A rotina de Ana Beatriz Oliveira, de 13 anos, mudou desde a primeira menstruação, aos oito anos. A adolescente convive com fortes cólicas menstruais e já precisou interromper atividades como a dança, além de faltar frequentemente à escola por causa das dores.
“Esse ano em específico, fiquei com muito medo de repetir por falta”, relatou a estudante, que estima já ter perdido pelo menos 12 dias letivos desde o início do ano.
A situação enfrentada por Ana Beatriz reflete a realidade de milhões de adolescentes brasileiras. Um levantamento divulgado nesta quarta-feira (27) pelos Instituto Alana e Equidade.info aponta que quatro em cada dez meninas que menstruam faltam à escola ao menos uma vez por mês devido aos sintomas menstruais.

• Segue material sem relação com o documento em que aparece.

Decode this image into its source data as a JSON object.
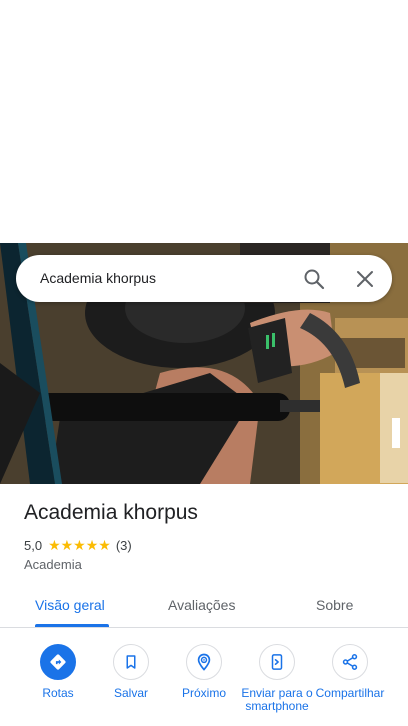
{
  "search": {
    "query": "Academia khorpus"
  },
  "place": {
    "name": "Academia khorpus",
    "rating": "5,0",
    "stars": "★★★★★",
    "review_count": "(3)",
    "category": "Academia"
  },
  "tabs": [
    {
      "label": "Visão geral",
      "active": true
    },
    {
      "label": "Avaliações",
      "active": false
    },
    {
      "label": "Sobre",
      "active": false
    }
  ],
  "actions": [
    {
      "label": "Rotas",
      "icon": "directions-icon"
    },
    {
      "label": "Salvar",
      "icon": "bookmark-icon"
    },
    {
      "label": "Próximo",
      "icon": "nearby-icon"
    },
    {
      "label": "Enviar para o smartphone",
      "icon": "send-to-phone-icon"
    },
    {
      "label": "Compartilhar",
      "icon": "share-icon"
    }
  ],
  "colors": {
    "accent": "#1a73e8",
    "star": "#fbbc04"
  }
}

Segundo a pesquisa, cerca de 3,6 milhões de estudantes convivem com esse problema no país.
O estudo também revelou que seis em cada dez meninas sofrem com cólicas moderadas ou fortes, capazes de comprometer atividades diárias e até exigir uso de medicamentos.
Entre as estudantes que faltam às aulas por causa da menstruação, 20,5% perdem um dia por mês, enquanto 16% ficam afastadas entre dois e cinco dias mensalmente.
A pesquisa foi divulgada durante a semana do Dia Internacional da Dignidade Menstrual, celebrado em 28 de maio, e ouviu 2.551 estudantes, além de professores e gestores das redes pública e privada de ensino em todo o Brasil.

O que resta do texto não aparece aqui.